RE: [GIT PULL] mm: frontswap (for 3.2 window)

From: Dan Magenheimer
Date: Sun Oct 30 2011 - 15:19:30 EST


> From: John Stoffel [mailto:john@xxxxxxxxxxx]
> Dan> Thanks for taking the time to read the LWN article and sending
> Dan> some feedback. I admit that, after being immersed in the topic
> Dan> for three years, it's difficult to see it from the perspective of
> Dan> a new reader, so I apologize if I may have left out important
> Dan> stuff. I hope you'll take the time to read this long reply.
>
> Will do. But I'm not the person you need to convince here about the
> usefulness of this code and approach, it's the core VM developers,

True, but you are the one providing useful suggestions while
the core VM developers are mostly silent (except for saying things
like "don't like it much"). So thank you for your feedback
and for taking the time to provide it and for indulging my replies.

I/we will need to act on your suggestions, but I need to
answer a couple of points/questions you've raised.

> since they're the ones who will have to understand this stuff and know
> how to maintain it. And keeping this maintainable is a key goal.

Absolutely agree. Count the number of frontswap lines that affect
the current VM core code and note also how they are very clearly
identified. It really is a very VERY small impact to the core VM
code (e.g. in the files swapfile.c and page_io.c).

(And it's worth noting, and I'm not arguing that it is conclusive,
just relevant, that my company has stood up and claimed responsibility
to maintain it.)

> Ok, so why not just a targetted swap compression function instead?
> Why is your method superior?

The designer/implementor of zram (which is the closest thing to
"targetted swap compression" in the kernel today) has stated
elsewhere on this thread that frontswap has advantages
over his own zram code.

And the frontswap patchset (did I mention how small the impact is?)
provides a lot more than just a foundation for compression (zcache).

> But that's besides the point. How much overhead does TMEM incur when
> it's not being used, but when it's avaiable?

This is answered in frontswap.txt in the patchset, but:

ZERO overhead if CONFIG_FRONTSWAP=n. All the hooks compile into no-ops.

If CONFIG_FRONTSWAP=y and no "tmem backend" registers to use it at
runtime, the overhead is one "compare pointer against NULL" for
every page actually swapped in or out, which is about as close to ZERO
overhead as any code can be.

If CONFIG_FRONTSWAP=y AND a "tmem backend" does register, the
answer depends on which tmem backend and what it is doing (and
yes I agree more numbers are needed), but the overhead is
incurred only in the case where a page would otherwise have
actually been swapped in or out and can replace the horrible
cost of swapping pages.

> Dan> Frontswap is the last missing piece. Why so much resistance?
>
> Because you haven't sold it well with numbers to show how much
> overhead it has?
>
> I'm being negative because I see no reason to use it.

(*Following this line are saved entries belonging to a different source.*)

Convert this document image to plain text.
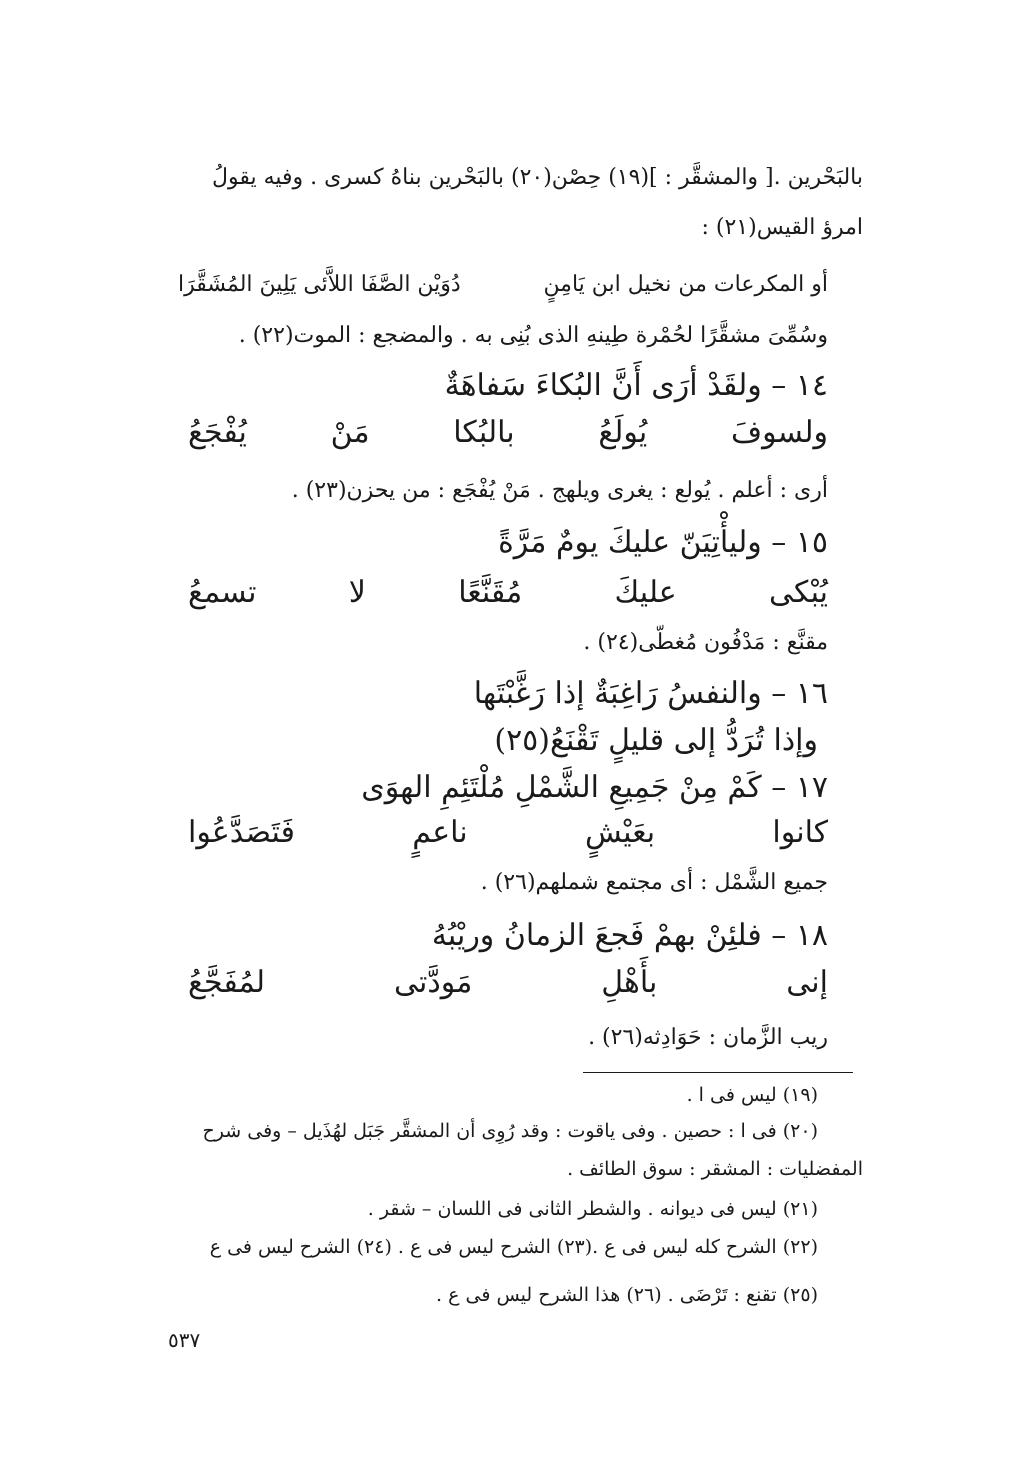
بالبَحْرين .[ والمشقَّر : ](١٩) حِصْن(٢٠) بالبَحْرين بناهُ كسرى . وفيه يقولُ
امرؤ القيس(٢١) :
أو المكرعات من نخيل ابن يَامِنٍ
دُوَيْن الصَّفَا اللاَّئى يَلِينَ المُشَقَّرَا
وسُمِّىَ مشقَّرًا لحُمْرة طِينهِ الذى بُنِى به . والمضجع : الموت(٢٢) .
١٤ – ولقَدْ أرَى أَنَّ البُكاءَ سَفاهَةٌ
ولسوفَ
يُولَعُ
بالبُكا
مَنْ
يُفْجَعُ
أرى : أعلم . يُولع : يغرى ويلهج . مَنْ يُفْجَع : من يحزن(٢٣) .
١٥ – وليأْتِيَنّ عليكَ يومٌ مَرَّةً
يُبْكى
عليكَ
مُقَنَّعًا
لا
تسمعُ
مقنَّع : مَدْفُون مُغطّى(٢٤) .
١٦ – والنفسُ رَاغِبَةٌ إذا رَغَّبْتَها
وإذا تُرَدُّ إلى قليلٍ تَقْنَعُ(٢٥)
١٧ – كَمْ مِنْ جَمِيعِ الشَّمْلِ مُلْتَئِمِ الهوَى
كانوا
بعَيْشٍ
ناعمٍ
فَتَصَدَّعُوا
جميع الشَّمْل : أى مجتمع شملهم(٢٦) .
١٨ – فلئِنْ بهمْ فَجعَ الزمانُ وريْبُهُ
إنى
بأَهْلِ
مَودَّتى
لمُفَجَّعُ
ريب الزَّمان : حَوَادِثه(٢٦) .
(١٩) ليس فى ا .
(٢٠) فى ا : حصين . وفى ياقوت : وقد رُوِى أن المشقَّر جَبَل لهُذَيل – وفى شرح
المفضليات : المشقر : سوق الطائف .
(٢١) ليس فى ديوانه . والشطر الثانى فى اللسان – شقر .
(٢٢) الشرح كله ليس فى ع .(٢٣) الشرح ليس فى ع . (٢٤) الشرح ليس فى ع
(٢٥) تقنع : تَرْضَى . (٢٦) هذا الشرح ليس فى ع .
٥٣٧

And because I
> think you can do a better job of selling it and showing the benefits
> with real numbers.

In your environment where RAM is essentially infinite, and swapping
never occurs, I agree there would be no reason for you to enable it.
In which case there is no overhead to you.

Received loud and clear on the "need more real numbers" though
personally I don't have any machines with more than 4GB RAM so
I won't personally be testing any EDA environments with 144GB :-}

So, in the context of "costs nothing if you don't need it and has
very VERY small core code impact", and given that various kernel
developers and real users and real distros and real products say
on this thread that they DO need it, and given that there
are "some" real numbers (for one user, Xen, and agree that some
are needed for zcache)... and assuming that the core VM developers
bother to read the documentation already provided that addresses
the above, let me ask again...

Why so much resistance?

Thanks,
Dan

Oops, one more (but I have to use the X-word)...

> Load up a XEN box, have a VM spike it's memory usage and show how TMEM
> helps. Compare it to a non-TMEM setup with the same load.

Yep, that's what the presentation URL I provided (for Xen) measures.
Overcommitment (more VMs than otherwise could fit in the physical
RAM) AND about a 8% performance improvement on all VMs doing
a kernel compile simultaneously. Pretty impressive.